Resulta contradictorio exigir resultados extraordinarios a corporaciones cuyos integrantes, en muchos casos, enfrentan jornadas excesivas, incertidumbre laboral, limitadas oportunidades de desarrollo profesional y riesgos permanentes para ellos y sus familias. Ningún sistema de seguridad puede aspirar a niveles de excelencia cuando quienes constituyen su principal activo humano trabajan bajo condiciones que no corresponden con la enorme responsabilidad que asumen diariamente.
Dignificar a la policía no significa únicamente aumentar salarios, aunque sin duda constituye un primer paso indispensable. Significa construir una verdadera carrera policial basada en mérito y profesionalización; garantizar acceso a vivienda, salud y educación para sus familias; fortalecer su capacitación permanente; dotarlos de tecnología moderna; ofrecer respaldo jurídico cuando actúan conforme a la ley; atender de manera sistemática su salud mental y reconocer públicamente su servicio cuando éste se desempeña con integridad.
Las mejores policías del mundo no surgieron exclusivamente por adquirir más armamento o vehículos. Se consolidaron porque sus gobiernos entendieron que la confianza ciudadana comienza por valorar a quienes representan la primera línea del Estado frente al delito.
Paralelamente, el informe recuerda otra realidad frecuentemente ignorada: ninguna estrategia policial será suficiente si no va acompañada de fiscalías capaces de investigar con eficacia. Detener sin judicializar genera una percepción momentánea de control, pero no modifica las estructuras criminales. La inteligencia, el análisis financiero, la investigación científica y el fortalecimiento ministerial siguen siendo los eslabones pendientes del sistema de justicia mexicano.
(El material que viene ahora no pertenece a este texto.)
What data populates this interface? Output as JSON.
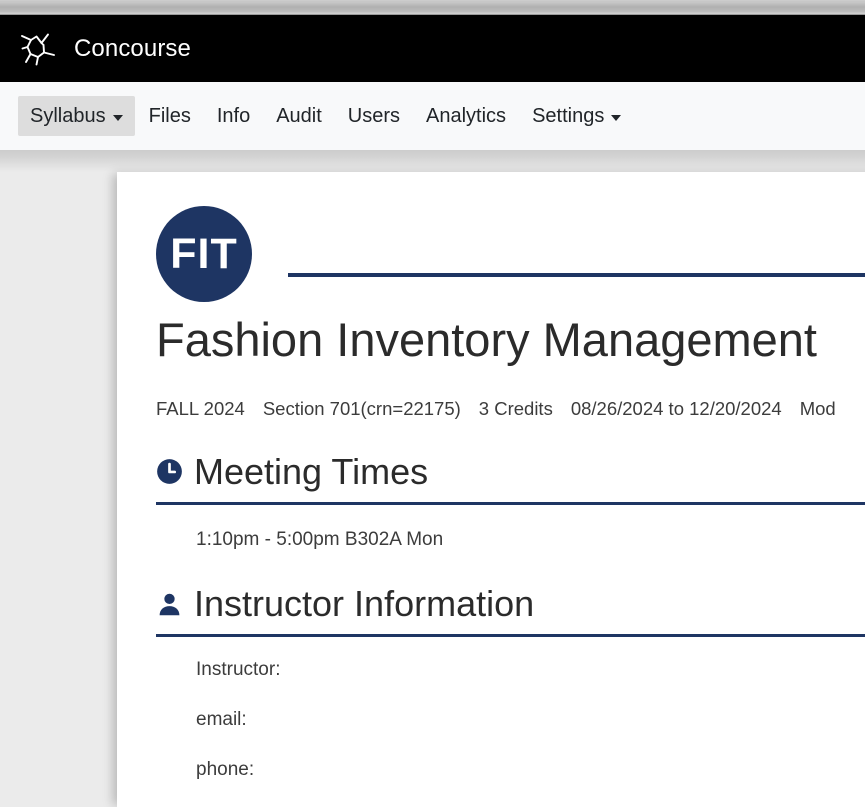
{
  "browser": {
    "scrollbar": "horizontal-scrollbar"
  },
  "header": {
    "brand_name": "Concourse",
    "logo_icon": "concourse-starburst-logo"
  },
  "nav": {
    "items": [
      {
        "label": "Syllabus",
        "has_caret": true,
        "active": true
      },
      {
        "label": "Files",
        "has_caret": false,
        "active": false
      },
      {
        "label": "Info",
        "has_caret": false,
        "active": false
      },
      {
        "label": "Audit",
        "has_caret": false,
        "active": false
      },
      {
        "label": "Users",
        "has_caret": false,
        "active": false
      },
      {
        "label": "Analytics",
        "has_caret": false,
        "active": false
      },
      {
        "label": "Settings",
        "has_caret": true,
        "active": false
      }
    ]
  },
  "course": {
    "badge_text": "FIT",
    "title": "Fashion Inventory Management",
    "meta": {
      "term": "FALL 2024",
      "section": "Section 701(crn=22175)",
      "credits": "3 Credits",
      "dates": "08/26/2024 to 12/20/2024",
      "modality": "Mod"
    }
  },
  "sections": [
    {
      "id": "meeting-times",
      "title": "Meeting Times",
      "icon": "clock-icon",
      "lines": [
        "1:10pm - 5:00pm B302A Mon"
      ]
    },
    {
      "id": "instructor-information",
      "title": "Instructor Information",
      "icon": "person-icon",
      "fields": [
        {
          "label": "Instructor:",
          "value": ""
        },
        {
          "label": "email:",
          "value": ""
        },
        {
          "label": "phone:",
          "value": ""
        }
      ]
    }
  ],
  "colors": {
    "brand_bar": "#000000",
    "navy": "#1e3563",
    "nav_bg": "#f8f9fa",
    "active_nav_bg": "#dddddd",
    "page_bg": "#ebebeb",
    "card_bg": "#ffffff"
  }
}
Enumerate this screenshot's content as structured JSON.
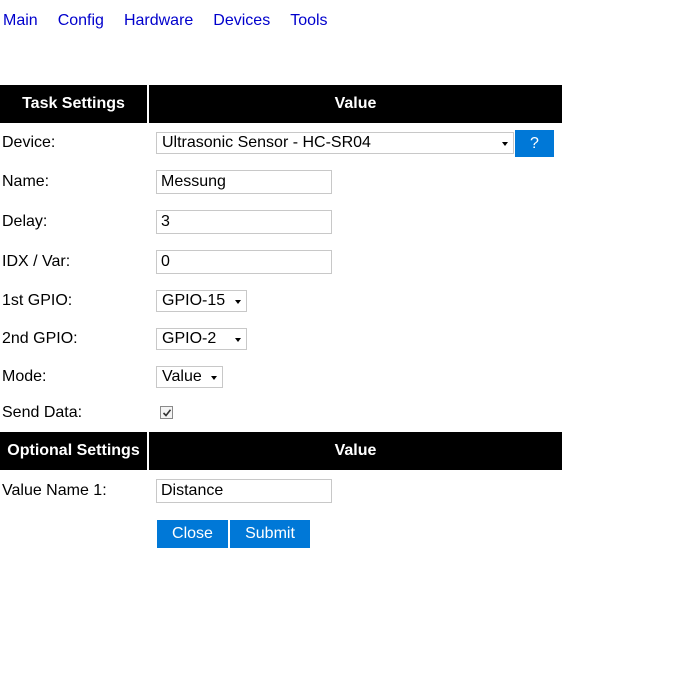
{
  "nav": {
    "items": [
      "Main",
      "Config",
      "Hardware",
      "Devices",
      "Tools"
    ]
  },
  "task_header": {
    "col1": "Task Settings",
    "col2": "Value"
  },
  "fields": {
    "device": {
      "label": "Device:",
      "value": "Ultrasonic Sensor - HC-SR04",
      "help": "?"
    },
    "name": {
      "label": "Name:",
      "value": "Messung"
    },
    "delay": {
      "label": "Delay:",
      "value": "3"
    },
    "idx": {
      "label": "IDX / Var:",
      "value": "0"
    },
    "gpio1": {
      "label": "1st GPIO:",
      "value": "GPIO-15"
    },
    "gpio2": {
      "label": "2nd GPIO:",
      "value": "GPIO-2"
    },
    "mode": {
      "label": "Mode:",
      "value": "Value"
    },
    "send_data": {
      "label": "Send Data:",
      "checked": true
    }
  },
  "optional_header": {
    "col1": "Optional Settings",
    "col2": "Value"
  },
  "optional": {
    "value_name_1": {
      "label": "Value Name 1:",
      "value": "Distance"
    }
  },
  "buttons": {
    "close": "Close",
    "submit": "Submit"
  },
  "colors": {
    "accent": "#0078d7",
    "header_bg": "#000000",
    "link": "#0000cc"
  }
}
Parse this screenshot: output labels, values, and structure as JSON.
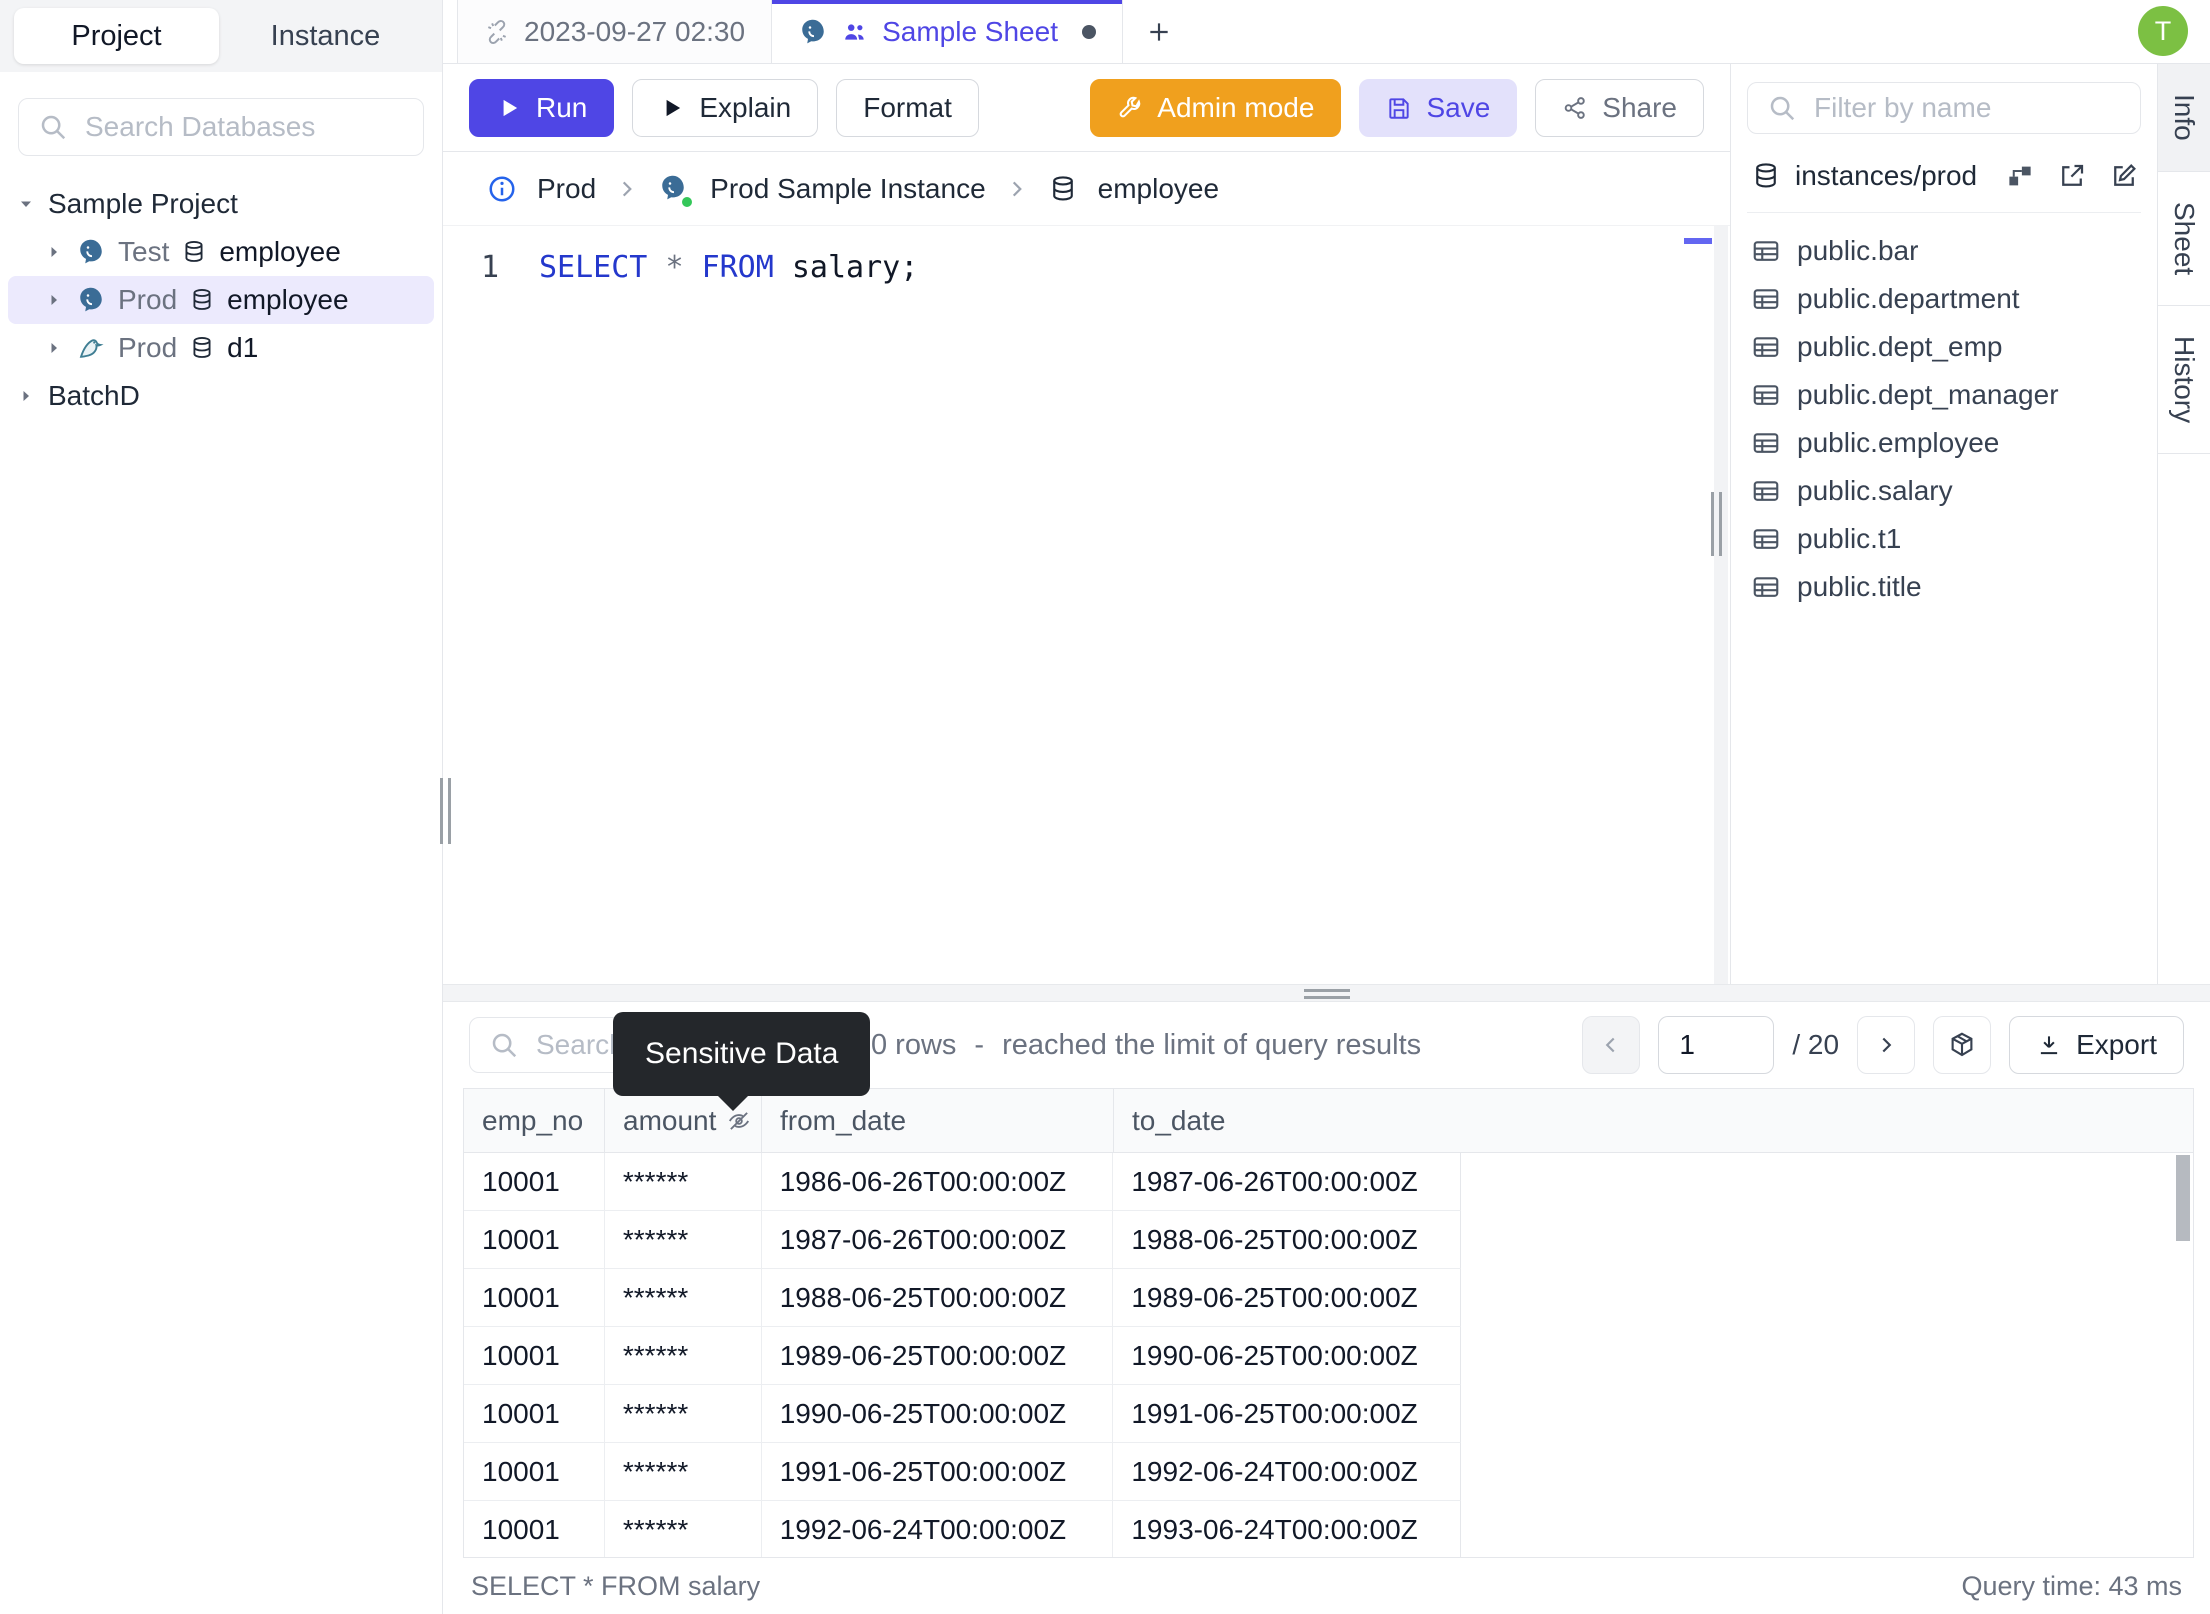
{
  "left_sidebar": {
    "tabs": [
      {
        "label": "Project"
      },
      {
        "label": "Instance"
      }
    ],
    "search_placeholder": "Search Databases",
    "tree": {
      "root": "Sample Project",
      "items": [
        {
          "env": "Test",
          "db": "employee",
          "engine": "postgres"
        },
        {
          "env": "Prod",
          "db": "employee",
          "engine": "postgres"
        },
        {
          "env": "Prod",
          "db": "d1",
          "engine": "mysql"
        }
      ],
      "batch": "BatchD"
    }
  },
  "tabbar": {
    "recent_tab": "2023-09-27 02:30",
    "active_tab": "Sample Sheet",
    "new_tab": "+",
    "avatar_initial": "T"
  },
  "toolbar": {
    "run": "Run",
    "explain": "Explain",
    "format": "Format",
    "admin_mode": "Admin mode",
    "save": "Save",
    "share": "Share"
  },
  "breadcrumb": {
    "environment": "Prod",
    "instance": "Prod Sample Instance",
    "database": "employee"
  },
  "editor": {
    "line_number": "1",
    "keyword_select": "SELECT",
    "operator_star": "*",
    "keyword_from": "FROM",
    "identifier": "salary;"
  },
  "right_sidebar": {
    "filter_placeholder": "Filter by name",
    "schema_path": "instances/prod",
    "tables": [
      "public.bar",
      "public.department",
      "public.dept_emp",
      "public.dept_manager",
      "public.employee",
      "public.salary",
      "public.t1",
      "public.title"
    ],
    "side_tabs": [
      {
        "label": "Info"
      },
      {
        "label": "Sheet"
      },
      {
        "label": "History"
      }
    ]
  },
  "results": {
    "search_placeholder": "Search",
    "tooltip": "Sensitive Data",
    "row_count": "0 rows",
    "separator": "-",
    "limit_note": "reached the limit of query results",
    "pager": {
      "page": "1",
      "total": "/ 20"
    },
    "export_label": "Export",
    "table": {
      "headers": [
        {
          "label": "emp_no"
        },
        {
          "label": "amount",
          "masked": true
        },
        {
          "label": "from_date"
        },
        {
          "label": "to_date"
        }
      ],
      "rows": [
        [
          "10001",
          "******",
          "1986-06-26T00:00:00Z",
          "1987-06-26T00:00:00Z"
        ],
        [
          "10001",
          "******",
          "1987-06-26T00:00:00Z",
          "1988-06-25T00:00:00Z"
        ],
        [
          "10001",
          "******",
          "1988-06-25T00:00:00Z",
          "1989-06-25T00:00:00Z"
        ],
        [
          "10001",
          "******",
          "1989-06-25T00:00:00Z",
          "1990-06-25T00:00:00Z"
        ],
        [
          "10001",
          "******",
          "1990-06-25T00:00:00Z",
          "1991-06-25T00:00:00Z"
        ],
        [
          "10001",
          "******",
          "1991-06-25T00:00:00Z",
          "1992-06-24T00:00:00Z"
        ],
        [
          "10001",
          "******",
          "1992-06-24T00:00:00Z",
          "1993-06-24T00:00:00Z"
        ]
      ]
    },
    "status": {
      "left": "SELECT * FROM salary",
      "right": "Query time: 43 ms"
    }
  },
  "colors": {
    "accent": "#4f46e5",
    "admin_orange": "#f0a01e",
    "avatar_green": "#7cc043",
    "keyword_blue": "#2438cc",
    "status_green": "#34c759"
  }
}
Baja California posee capacidades institucionales importantes, una sociedad civil activa, un sector empresarial comprometido y corporaciones policiales que han demostrado profesionalismo en múltiples ocasiones. Pero también enfrenta la complejidad propia de una entidad fronteriza donde convergen mercados ilícitos internacionales, movilidad migratoria, tráfico de armas y economías criminales altamente sofisticadas.
Por ello, cualquier estrategia seria debe construirse desde una visión de Estado y no desde horizontes sexenales.
La seguridad pública no puede seguir evaluándose únicamente por la variación mensual de los homicidios. El verdadero indicador del éxito será la capacidad para consolidar instituciones confiables, policías profesionales, fiscalías eficaces y ciudadanos que vuelvan a confiar en el Estado.
La paz sostenible no se decreta. Tampoco se construye únicamente con discursos optimistas.
Se construye fortaleciendo instituciones, profesionalizando a quienes arriesgan su vida para protegernos y tomando decisiones sustentadas en evidencia, precisamente como la que hoy aporta México Evalúa.
Porque al final, la diferencia entre administrar la violencia y construir la paz radica en una decisión política fundamental: invertir en instituciones, principalmente en el capital humano, en la mejor condición de nuestros policías, antes que en narrativas.